Desertification is a growing problem. The threat of desertification and land degradation will increase as the climate crisis progresses. A 2018 report found that land degradation already affects the well-being of at least 3.2 billion people – more than a third of humanity. Rising temperatures are already predicted to reduce yields of staple crops such as wheat, rice, maize and soya beans. According to a 2015 UN report we are on track to degrade another third of global farmland over the course of the present century.
How we treat the land – how we farm and ranch – matters too. Healthy, life-filled soils better retain the moisture that falls on farmers’ fields. How farmers treat their soil remains essentially unregulated in regard to soil health.
Farming practices that degrade the soil reduce the resilience of crops as worsening conditions affect harvests. Drylands in particular are sensitive to degradation from both tillage and overgrazing. If it continues, soil degradation will further increase the threat to agricultural production in regions that humanity depends on for food.
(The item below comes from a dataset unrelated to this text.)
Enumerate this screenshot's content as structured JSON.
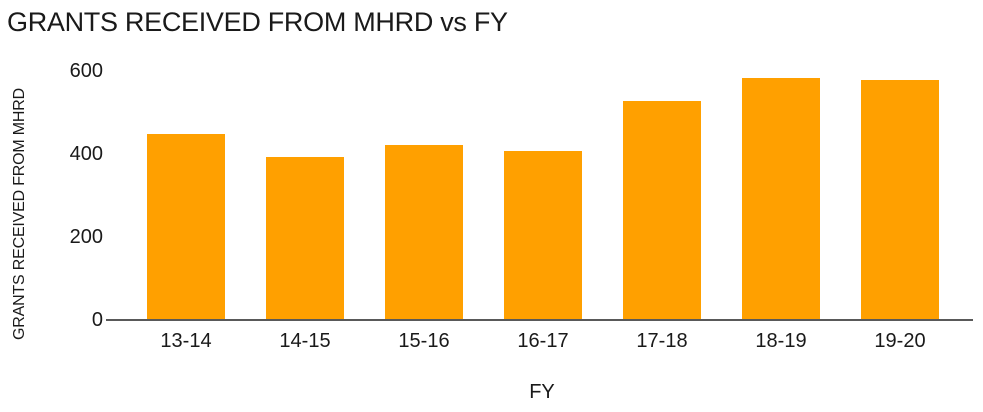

It’s clear that desertification and soil degradation are not new problems. Both Marx and Engels drew attention to how the adoption of capitalist farming practices depletes soil organic matter and disrupt soil ecosystems, leaving farmers around the world increasingly reliant on huge amounts of chemical fertilisers and pesticides.
We need to reorient agriculture around farming and grazing practices that regenerate soil health.
In their writings Marx and Engels understood the necessity of retaining the fecundity of the land from the studies of biologist Justus von Liebig.
“The present poisoning of the air, water and land can only be put an end to by the fusion of town and country…Only a society which makes possible the harmonious co-operation of its productive forces on the basis of one single vast plan can allow industry to settle in whatever form of distribution over the whole country is best adapted to its own development and the maintenance of development of the other elements of production.”